Tom Hanks and Ewan McGregor star in a film adaptation, which in on general release in the US this week.
I must confess I haven’t actually read the book (the prequel to the Da Vinci Code), but my friend told me about an event called Angels and Demons – the Science explained and I was sufficiently intrigued to pop along. There was some free wine and snacks too… but that had no bearing
The idea of the evening was to come meet some CERN physicists based at the University of Bristol and ask them absolutely anything at all about particles, the universe and everything.
I was at a table with James Jackson, a Z boson specialist who was certainly made to work for his free Chardonnay and peanuts. For over an hour he was grilled with “ok, this might sound silly but what if…” type questions, which invariably strayed into the realms of the metaphysical.
The event was organized by the Centre for Public Engagement at the University and is part of their twilight talks series.
Meanwhile yesterday at the real CERN, a very real drama was unfolding in the aftermath of Austria’s proposed withdrawal from the facility. They will be only the second existing country to do so since CERN was created as an act of European solidarity in the Post War years (Spain left in 1969 but then rejoined in 1983). In the past 24 hours alone, over 4000 people have added their names to an online petition against the proposal.
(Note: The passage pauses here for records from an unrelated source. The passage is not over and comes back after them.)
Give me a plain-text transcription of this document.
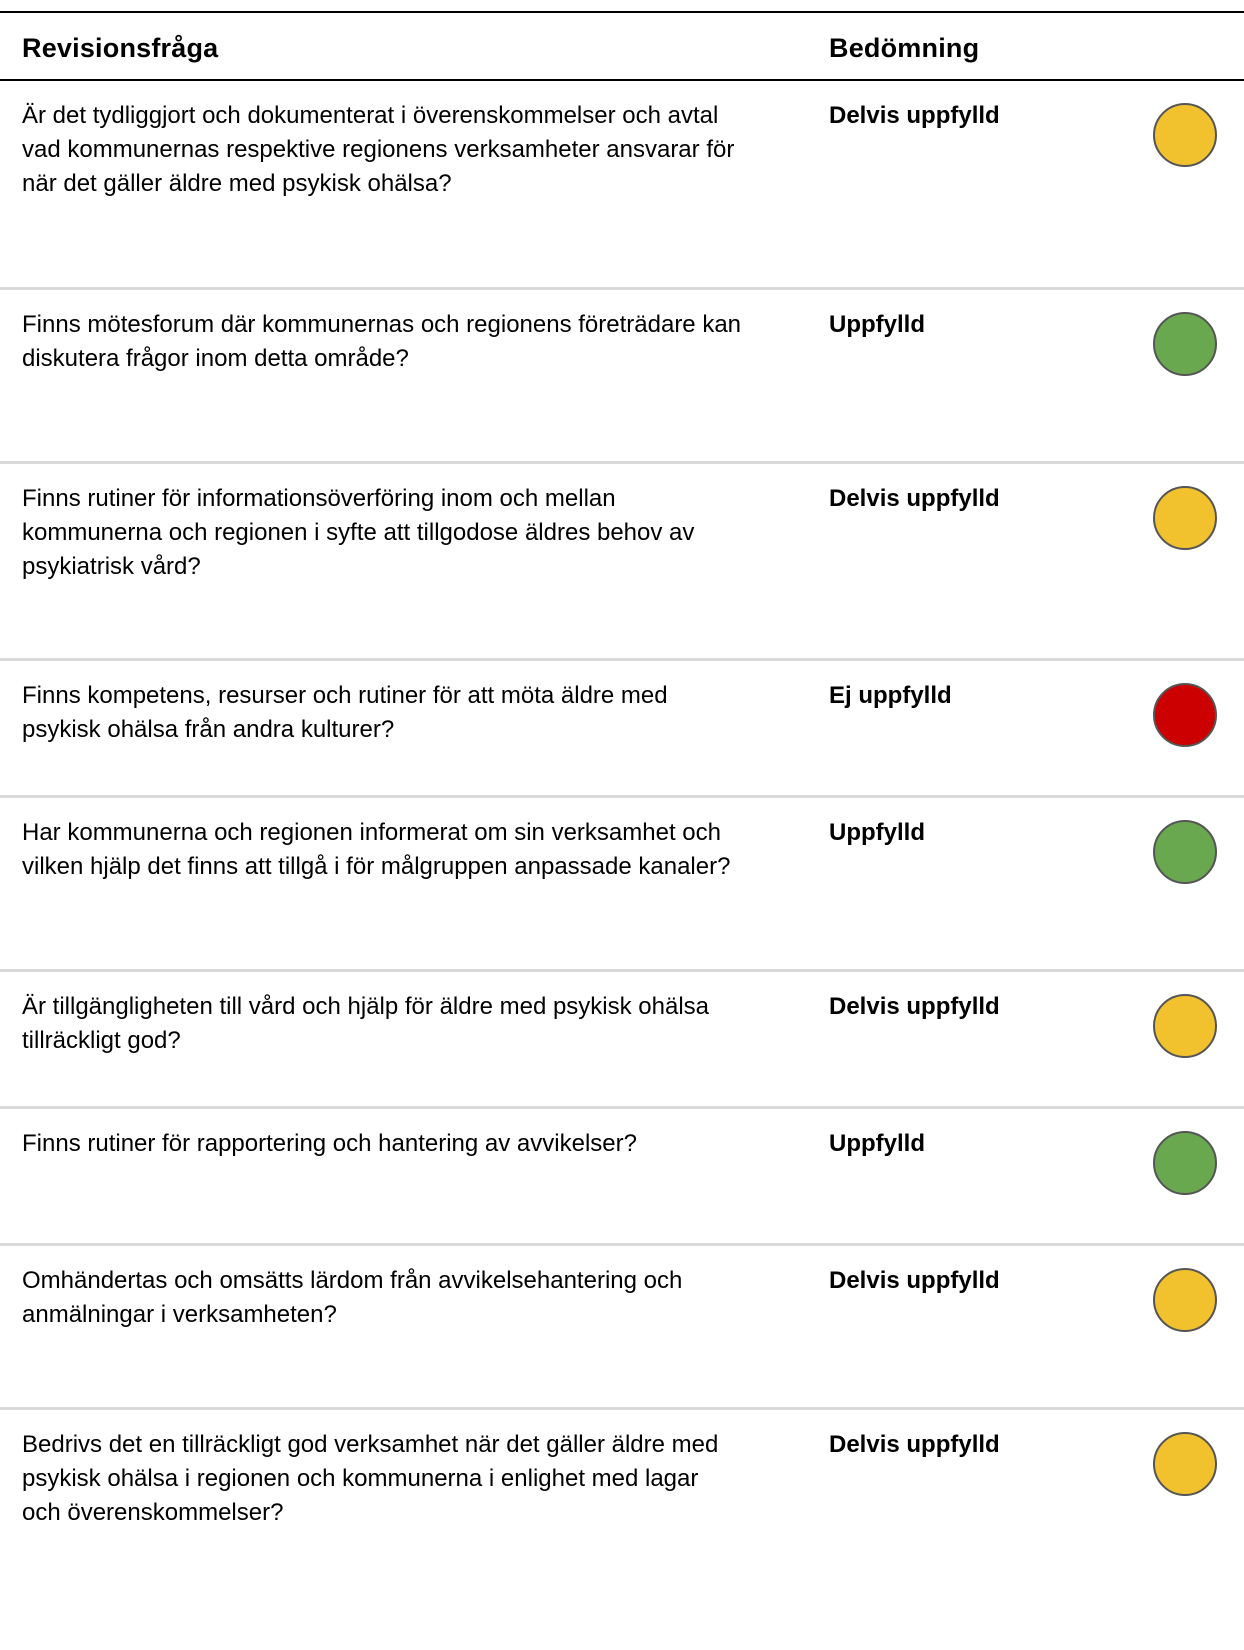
Revisionsfråga	Bedömning
Är det tydliggjort och dokumenterat i överenskommelser och avtal vad kommunernas respektive regionens verksamheter ansvarar för när det gäller äldre med psykisk ohälsa?
Delvis uppfylld
Finns mötesforum där kommunernas och regionens företrädare kan diskutera frågor inom detta område?
Uppfylld
Finns rutiner för informationsöverföring inom och mellan kommunerna och regionen i syfte att tillgodose äldres behov av psykiatrisk vård?
Delvis uppfylld
Finns kompetens, resurser och rutiner för att möta äldre med psykisk ohälsa från andra kulturer?
Ej uppfylld
Har kommunerna och regionen informerat om sin verksamhet och vilken hjälp det finns att tillgå i för målgruppen anpassade kanaler?
Uppfylld
Är tillgängligheten till vård och hjälp för äldre med psykisk ohälsa tillräckligt god?
Delvis uppfylld
Finns rutiner för rapportering och hantering av avvikelser?	Uppfylld
Omhändertas och omsätts lärdom från avvikelsehantering och anmälningar i verksamheten?
Delvis uppfylld
Bedrivs det en tillräckligt god verksamhet när det gäller äldre med psykisk ohälsa i regionen och kommunerna i enlighet med lagar och överenskommelser?
Delvis uppfylld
Naively assuming that all physicists would have heard this news, I found myself delivering a Dan Brown style page-turner when I mentioned it. The Bristol researchers seemed a lot more shocked than I would have expected.
“Austria may only be minor financial contributor but there is a danger this will set a precedent,” said Nick Brook, head of High Energy Particle Physics Group at Bristol.